Environmentally friendly fun

For a change I had a nice relaxing afternoon in the local watering hole over the weekend. I was disappointed that the red team beat the blue team but consoled myself with more golden nectar and once the fusball was over some car chat. Everything was going brilliantly until someone brought up the topic of hybrid and electric cars. Being seen as something of a quasi expert (within my group of drinking buddies anyway) on all things motoring everyone turned to me for my input and bluntly asked whether or not I would spend my hard earned cash on an environmentally friendly car.

A few months ago the response would have been a resounding no. With the exception of the Honda CRZ no car with a battery in it has really floated my boat. I may be getting older, greyer and more responsible but for me a car still has to have a bit of get up and go for those rare moments when you round the bend of your favourite stretch of road to find it empty. However my ideas have been changed recently by three cars.

 

Porsche 918 Hybrid Spyder


 

Recent talk of Porsche shoehorning diesel engines into their line up may be akin to blasphemy but a plug in hybrid – that’s like digging up Jesus, urinating on his corpse while reciting satanic verses. Thankfully the purveyors of the finest sports cars have not gone all greenie on us though as the limited edition 918 RSR will feature a 500bhp V8. For most manufacturers that would be enough but instead Porsche see fit to also outfit the car with a pair of electric motors, one for each axle, producing a combined 218bhp. For those not good at maths that is a combined seven hundred and eighteen horsepower which sounds more like it.

Performance is expected to be phenomenal with the benchmark 0-100kph completed in a shade over 3 seconds with a top speed of 320kph (199mph). Add in a fuel economy of 3L/100 km, CO2 emissions of 70 g/km (Tax Band A) and an electric only top speed of 151kph and things certainly seem interesting. Shame about the projected €645,000 excluding taxes price tag though.

 

Jaguar CX-75


 

The CX-75 may not be getting the turbine engines that it was shown with at the Paris Motor Show but that does not make recent confirmation of its production any less interesting. A tie up with the Williams F1 team will see the stylish supercar outfitted with a Formula One engine alongside its two electric motors. Unfortunately it will be next seasons F1 engine meaning it will not be an all singing – all dancing V8 but instead turbocharged 1.6 litre four pot. Yes that’s right Jaguars first foray in the supercar market since the XJ220 will have the same size engine as a MINI Cooper.

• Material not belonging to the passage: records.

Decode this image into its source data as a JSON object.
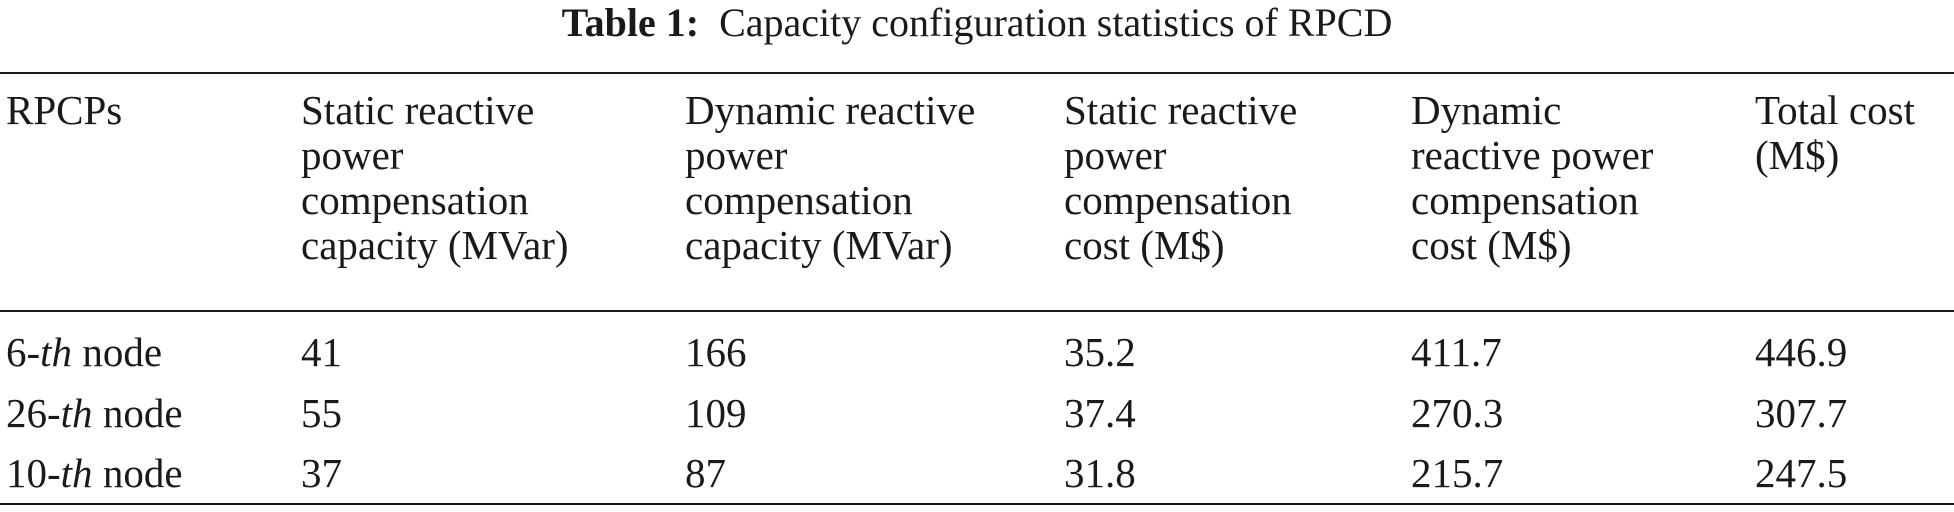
{
  "caption": {
    "label": "Table 1:",
    "text": "Capacity configuration statistics of RPCD"
  },
  "table": {
    "headers": [
      [
        "RPCPs"
      ],
      [
        "Static reactive",
        "power",
        "compensation",
        "capacity (MVar)"
      ],
      [
        "Dynamic reactive",
        "power",
        "compensation",
        "capacity (MVar)"
      ],
      [
        "Static reactive",
        "power",
        "compensation",
        "cost (M$)"
      ],
      [
        "Dynamic",
        "reactive power",
        "compensation",
        "cost (M$)"
      ],
      [
        "Total cost",
        "(M$)"
      ]
    ],
    "rows": [
      {
        "node": {
          "num": "6-",
          "suffix": "th",
          "word": " node"
        },
        "static_capacity": "41",
        "dynamic_capacity": "166",
        "static_cost": "35.2",
        "dynamic_cost": "411.7",
        "total_cost": "446.9"
      },
      {
        "node": {
          "num": "26-",
          "suffix": "th",
          "word": " node"
        },
        "static_capacity": "55",
        "dynamic_capacity": "109",
        "static_cost": "37.4",
        "dynamic_cost": "270.3",
        "total_cost": "307.7"
      },
      {
        "node": {
          "num": "10-",
          "suffix": "th",
          "word": " node"
        },
        "static_capacity": "37",
        "dynamic_capacity": "87",
        "static_cost": "31.8",
        "dynamic_cost": "215.7",
        "total_cost": "247.5"
      }
    ]
  }
}
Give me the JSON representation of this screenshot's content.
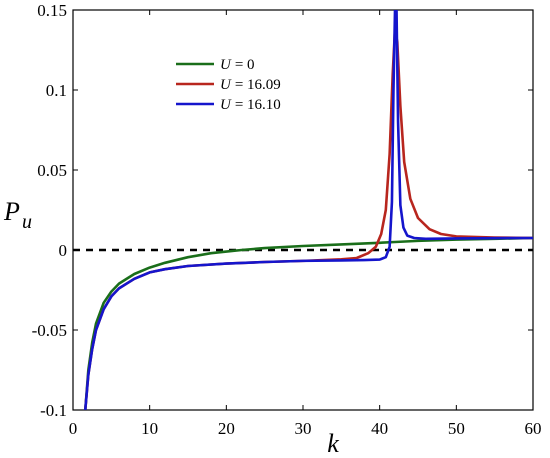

However the Williams engine and electric motors are expected to produce circa 800bhp!

The 1350kg car will accelerate from 0-100kph in 3 seconds, will have a top speed on the good side of 322kph (200mph) and emit less than 99g/km (Tax Band A). Again it comes with a Euromillions price of between €900,000 – €1,000,000 but apparently the turbine engines will be added to a handful of cars.

 

Delta E4 Coupe


 

There is not much news on this one as it was only launched this morning but from the press release it looks interesting. Unfortunately I am too low down the motoring food chain to have joined the likes of Robert Llwellyn at the Silverstone launch but the E4 certainly has credentials. The team who built it are the guys who supplied all fifteen cars for the Grand Prix Masters series that saw the likes of Nigel Mansell, Ricardo Patrese and Emerson Fittipaldi battle it out at classic F1 circuits in 600bhp cars.

Unlike the Porsche and Jaguar the E4 Coupe is a completely electric car (EV) featuring four electric motors each producing 120bhp. With 600Nm of torque the all carbon coupe sprints from 0-100kph in under five seconds and has an estimated top speed of 241kph (150mph). Add in a Nissan Leaf shaming range of 320km (200 miles) and it seems Delta may be on to something.

It may be a while before hybrids and EV’s replace our reliance on petrol and diesel but at least cars such as these show that the move towards green cars does not necessarily mean we are going to miss out on a bit of fun during driving!